Les agents de codage basés sur l’IA facilitent plus que jamais la création de logiciels. S’assurer que ces logiciels sont sécurisés avant leur déploiement est une autre affaire ; une question pour laquelle AWS estime que l’IA devrait également apporter son aide. À mesure que les entreprises adoptent des workflows de développement agentique, le volume de code propriétaire créé et modifié augmente rapidement. Pourtant, le processus consistant à valider les vulnérabilités, à déterminer si elles sont exploitables et à les corriger repose encore souvent sur le travail manuel des développeurs et des équipes de sécurité. AWS vise à remédier à ce déséquilibre avec Continuum, un service conçu pour détecter, analyser et corriger en continu les vulnérabilités dans les environnements d’entreprise, que le code soit le leur ou celui de tiers.
Plutôt que de se contenter de générer des alertes, le service est destiné à aider les entreprises à faire évoluer les résultats tout au long du cycle de vie de la remédiation, a écrit Chet Kapoor, vice-président d’AWS chargé de la sécurité et de l’observabilité, dans un billet de blog. Pour les applications propriétaires, Continuum analyse le code, vérifie si les vulnérabilités sont exploitables, générer des recommandations de remédiation et proposer des correctifs pouvant être examinés via les workflows de développement logiciel existants. Le but : aider ainsi les développeurs à résoudre les problèmes de sécurité sans que les équipes de sécurité aient à examiner manuellement chaque résultat, a déclaré M. Kapoor.
Une fois que les utilisateurs estiment que Continuum en sait suffisamment sur leur environnement et comprend leurs limites, ils peuvent le mettre dans ce qu’AWS appelle le « mode d’application » afin de corriger de manière autonome toute faille de code, a poursuivi M. Kapoor. Continuum emprunte certaines de ses fonctionnalités, notamment les tests d’intrusion et l’analyse de code, à un service existant, Security Agent.

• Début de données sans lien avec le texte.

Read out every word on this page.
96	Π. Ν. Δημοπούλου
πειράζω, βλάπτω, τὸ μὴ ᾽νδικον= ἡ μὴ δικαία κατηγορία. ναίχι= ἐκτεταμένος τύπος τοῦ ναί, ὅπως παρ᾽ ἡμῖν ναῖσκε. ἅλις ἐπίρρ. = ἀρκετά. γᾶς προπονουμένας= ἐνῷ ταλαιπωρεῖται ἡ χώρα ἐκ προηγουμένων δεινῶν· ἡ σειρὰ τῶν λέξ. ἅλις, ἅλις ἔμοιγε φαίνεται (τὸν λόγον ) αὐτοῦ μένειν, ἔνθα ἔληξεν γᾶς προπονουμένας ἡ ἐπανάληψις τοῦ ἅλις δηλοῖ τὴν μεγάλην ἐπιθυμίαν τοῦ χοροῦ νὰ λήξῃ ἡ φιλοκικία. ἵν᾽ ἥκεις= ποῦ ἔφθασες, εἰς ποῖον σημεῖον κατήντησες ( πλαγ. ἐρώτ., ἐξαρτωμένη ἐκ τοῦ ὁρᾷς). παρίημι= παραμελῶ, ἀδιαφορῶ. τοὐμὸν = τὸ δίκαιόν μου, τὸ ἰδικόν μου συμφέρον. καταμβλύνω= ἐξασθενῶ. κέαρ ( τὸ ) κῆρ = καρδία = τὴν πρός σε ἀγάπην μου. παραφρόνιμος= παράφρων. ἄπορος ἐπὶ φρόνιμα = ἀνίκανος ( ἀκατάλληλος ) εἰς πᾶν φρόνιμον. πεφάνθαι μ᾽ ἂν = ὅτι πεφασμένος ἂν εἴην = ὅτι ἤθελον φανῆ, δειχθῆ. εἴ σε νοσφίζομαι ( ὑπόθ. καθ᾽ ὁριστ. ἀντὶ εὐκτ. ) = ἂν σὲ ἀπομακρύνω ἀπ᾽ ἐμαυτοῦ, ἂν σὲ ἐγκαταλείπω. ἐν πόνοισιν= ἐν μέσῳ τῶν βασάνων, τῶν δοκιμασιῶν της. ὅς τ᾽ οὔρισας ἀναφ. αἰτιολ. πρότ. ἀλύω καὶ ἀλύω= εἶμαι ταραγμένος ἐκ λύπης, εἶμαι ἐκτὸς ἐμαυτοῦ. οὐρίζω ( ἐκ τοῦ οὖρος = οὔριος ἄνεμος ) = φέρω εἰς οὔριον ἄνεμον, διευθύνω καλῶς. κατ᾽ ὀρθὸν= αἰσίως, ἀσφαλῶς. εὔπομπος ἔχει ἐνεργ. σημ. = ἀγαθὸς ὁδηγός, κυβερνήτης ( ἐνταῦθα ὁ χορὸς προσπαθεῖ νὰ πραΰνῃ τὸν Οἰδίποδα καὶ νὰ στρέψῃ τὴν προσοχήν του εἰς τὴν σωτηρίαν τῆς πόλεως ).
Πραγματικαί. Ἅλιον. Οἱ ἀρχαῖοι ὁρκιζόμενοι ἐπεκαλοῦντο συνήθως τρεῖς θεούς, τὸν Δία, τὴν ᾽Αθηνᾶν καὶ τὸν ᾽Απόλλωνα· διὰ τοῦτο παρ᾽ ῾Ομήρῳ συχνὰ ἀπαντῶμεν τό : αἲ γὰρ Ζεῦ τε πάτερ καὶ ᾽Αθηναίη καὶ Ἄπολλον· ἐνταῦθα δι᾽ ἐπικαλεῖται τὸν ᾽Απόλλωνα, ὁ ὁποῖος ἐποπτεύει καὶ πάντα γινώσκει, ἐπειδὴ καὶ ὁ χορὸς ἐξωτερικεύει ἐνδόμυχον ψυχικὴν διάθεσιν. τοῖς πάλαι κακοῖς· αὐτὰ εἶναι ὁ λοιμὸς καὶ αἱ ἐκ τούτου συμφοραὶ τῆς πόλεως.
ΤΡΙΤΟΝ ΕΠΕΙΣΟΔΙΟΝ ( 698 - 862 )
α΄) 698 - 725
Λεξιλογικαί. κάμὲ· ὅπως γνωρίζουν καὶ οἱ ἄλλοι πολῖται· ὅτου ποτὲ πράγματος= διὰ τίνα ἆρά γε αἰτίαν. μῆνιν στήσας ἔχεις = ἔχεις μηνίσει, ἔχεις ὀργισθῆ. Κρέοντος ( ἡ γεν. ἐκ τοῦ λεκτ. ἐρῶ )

D’autres fonctionnalités sont entièrement nouvelles, notamment la modélisation des menaces, conçue pour générer automatiquement des modèles de menaces à partir du code source ou de documents de conception, et les exporter au format STRIDE.
Suivre le rythme du développement logiciel piloté par l’IA
Les analystes estiment que Continuum aidera les équipes de développeurs à livrer du code plus sécurisé tout en suivant le rythme des outils de codage basés sur l’IA. « Le plus grand défi ne consiste plus seulement à détecter les problèmes, mais à déterminer lesquels sont réels, lesquels ont une incidence dans leur environnement et lesquels doivent être corrigés en priorité », a souligné Akshat Tyagi, responsable adjoint de pratique chez HFS Research. « Les workflows traditionnels, articulés autour de tableaux de bord et d’un triage manuel, peinent à gérer un tel volume. Un tableau de bord peut afficher le carnet de commandes, mais il ne valide pas les résultats, n’évalue pas l’impact métier et n’aide pas à y remédier. » Selon M. Tyagi, la valeur ajoutée de Continuum « ne réside pas seulement dans une détection accrue, mais dans l’utilisation de l’IA pour hiérarchiser les résultats de risque, suggérer des mesures d’atténuation et favoriser une action plus rapide, tout en laissant aux humains le contrôle des décisions à haut risque ». Il devient de plus en plus important d’agir plus rapidement, car les attaquants ont désormais accès à bon nombre des mêmes capacités d’IA que celles utilisées par les entreprises pour accélérer le développement logiciel et les tests de sécurité, selon Amit Chandak, directeur de l’analyse chez le cabinet de conseil en informatique Kanerika. « Le délai entre la divulgation d’une faille et la mise au point d’un exploit fonctionnel se réduit rapidement, passant de plusieurs mois à quelques heures », a-t-il indiqué. Si Continuum peut réduire le travail répétitif des développeurs et des SRE, il pourrait également créer de nouvelles responsabilités pour les RSSI en matière de gouvernance, de supervision, de tests et de maintien des garde-fous pour les actions automatisées.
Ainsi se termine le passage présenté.